Two additional things also bug me about Microsoft's Picture Passwords:

  • One must still enter a traditional password before creating a Picture Password, but only the Picture Password seems to be needed to unlock a device or account.
  • Picture Passwords may simply be too cool for their own good! I could see people showing off their Picture-Password cleverness to friends, relatives or even co-workers. And such sharing would be highly unwise.

The National Institute of Standards and Technology is also getting into the act. They are funding grants (of from $1.25 to $2 million per year for up to two years) to develop and market better controls that are stronger than IDs and passwords. It's part of their National Strategy for Trusted Identities in Cyberspace. This is, at least, encouraging. A promising alternative that's already being suggested is an app that turns mobile phones into physical authentication tokens. In its favor, this wouldn't force people to buy new hardware...which might overcome non-commercial users' resistance to physical tokens and biometric screens. But any such system must be able to shut itself down fast if a phone is lost or lifted.

These are just a few ideas for future access controls. But until any new approach is widely adopted, we can't entirely blame hackers and identity thieves for stealing our digital lives. We're still making it soooooo easy for them! Until we dramatically tighten (or change) the way we authenticate users, alphanumeric usernames and passwords will remain Trojan Zebras of a markedly different color... parked outside (or inside) our digital thresholds, hiding unpleasant surprises within, and of our own making.



What about Open Source password managers like Clipperz, KeePass, Password Gorilla, Universal Password Manager, and Yadabyte Passwords? Are they safe?

This is an area of hot debate, but I’m not a convert because all existing risks to passwords (including those from human error and stupidity) will still exist…along with any additional risks that may come from exposing the code behind their protection. The nature of the code’s visibility is only a small piece of its overall security. Also, other weaknesses have been reported for such systems, including storing or exporting passwords in plain text, not supporting the kind of group-based passwords that enterprises need, and inconsistent behavior when used on different websites and pages.

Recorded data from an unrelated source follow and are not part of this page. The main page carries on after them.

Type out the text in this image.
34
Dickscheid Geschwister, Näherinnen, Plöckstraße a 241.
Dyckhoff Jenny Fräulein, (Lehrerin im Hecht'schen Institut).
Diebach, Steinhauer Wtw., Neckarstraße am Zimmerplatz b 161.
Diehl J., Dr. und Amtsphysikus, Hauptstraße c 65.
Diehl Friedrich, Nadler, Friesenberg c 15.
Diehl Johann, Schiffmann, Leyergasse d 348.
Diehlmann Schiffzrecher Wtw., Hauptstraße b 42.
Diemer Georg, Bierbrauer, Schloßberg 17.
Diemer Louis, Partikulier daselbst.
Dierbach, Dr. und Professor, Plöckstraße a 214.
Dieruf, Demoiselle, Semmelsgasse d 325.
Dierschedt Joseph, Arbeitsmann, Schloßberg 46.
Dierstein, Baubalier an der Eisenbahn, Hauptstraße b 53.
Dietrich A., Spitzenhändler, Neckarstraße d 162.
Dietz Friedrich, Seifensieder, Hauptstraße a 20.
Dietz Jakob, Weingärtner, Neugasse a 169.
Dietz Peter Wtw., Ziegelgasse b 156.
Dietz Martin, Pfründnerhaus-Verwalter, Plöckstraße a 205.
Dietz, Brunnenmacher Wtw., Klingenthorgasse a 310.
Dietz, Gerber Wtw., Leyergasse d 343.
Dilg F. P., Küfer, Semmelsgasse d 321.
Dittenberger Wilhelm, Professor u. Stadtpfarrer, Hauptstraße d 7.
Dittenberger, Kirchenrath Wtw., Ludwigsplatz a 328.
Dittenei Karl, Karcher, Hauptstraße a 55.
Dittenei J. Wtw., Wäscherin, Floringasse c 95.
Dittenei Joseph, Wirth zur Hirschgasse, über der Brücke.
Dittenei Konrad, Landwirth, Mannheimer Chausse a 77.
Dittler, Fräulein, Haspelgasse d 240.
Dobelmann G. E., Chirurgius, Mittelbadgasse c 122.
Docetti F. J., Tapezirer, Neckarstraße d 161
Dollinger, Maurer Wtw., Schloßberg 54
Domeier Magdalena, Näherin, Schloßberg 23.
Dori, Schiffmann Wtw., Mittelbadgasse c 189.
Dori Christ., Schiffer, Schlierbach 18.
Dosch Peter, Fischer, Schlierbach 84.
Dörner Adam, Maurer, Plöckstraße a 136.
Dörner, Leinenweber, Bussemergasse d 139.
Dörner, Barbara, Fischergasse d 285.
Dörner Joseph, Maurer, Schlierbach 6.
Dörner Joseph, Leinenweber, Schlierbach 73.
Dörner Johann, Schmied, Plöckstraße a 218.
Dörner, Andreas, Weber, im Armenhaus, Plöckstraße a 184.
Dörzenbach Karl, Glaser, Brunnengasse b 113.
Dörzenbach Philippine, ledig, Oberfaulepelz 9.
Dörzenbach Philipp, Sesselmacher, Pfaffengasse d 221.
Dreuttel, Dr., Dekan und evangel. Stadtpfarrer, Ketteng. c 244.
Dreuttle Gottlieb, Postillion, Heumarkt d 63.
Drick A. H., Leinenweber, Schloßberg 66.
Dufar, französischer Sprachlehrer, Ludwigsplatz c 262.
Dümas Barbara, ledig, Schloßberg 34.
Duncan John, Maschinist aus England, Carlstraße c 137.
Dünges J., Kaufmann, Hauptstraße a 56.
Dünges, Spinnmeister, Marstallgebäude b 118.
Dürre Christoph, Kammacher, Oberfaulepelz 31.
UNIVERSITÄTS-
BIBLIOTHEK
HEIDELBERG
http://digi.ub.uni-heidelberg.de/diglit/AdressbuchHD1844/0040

Are you suggesting people use cryptic User IDs? Personally, I think doing so moves one into the "security through obscurity" realm. Strong passwords, keeping passwords secure (on both ends), and putting measures in place to thwart brute-force attacks all make sense. In some cases, two-factor authentication makes sense too. But if knowing someone's User ID puts your system/network at a significantly greater risk, you're already doing things wrong to protect those resources.

And CAPTCHAs aren't really a security mechanism -- at least not in the same realm of authentication as User IDs. Their role, as you know, is to deal with robots. Perhaps you meant to say that login screens could include CAPTHCAs to help turn away automated cracking scripts?

I'm all for the research of improved authentication methods, but the funny thing is that sometimes the simple methods (IDs/passwords) are best precisely because they are simple. Their implementation is often the problem.

Hi Mitch,

I was actually saying that, in today's risk environment, if one doesn't pay as much attention to the strength and unguessability of User IDs as we've devoted to passwords, their combined two-factor authentication method is effectively reduced to one factor. I added that automated password-management systems like the ones listed would be an ideal way to implement such enhanced, randomized, authentication pairs while also removing the onus of having to remember them.

And when IT departments enforce consistent formats for User IDs and email addresses throughout their networks, they are indeed, as you observe, "doing things wrong to protect those resources!"

I was also saying that CAPTCHAs...a widely used early form of non-alphanumeric authentication...are now crackable, and should probably be phased out (not added to more login screens). So other tools are being developed as described.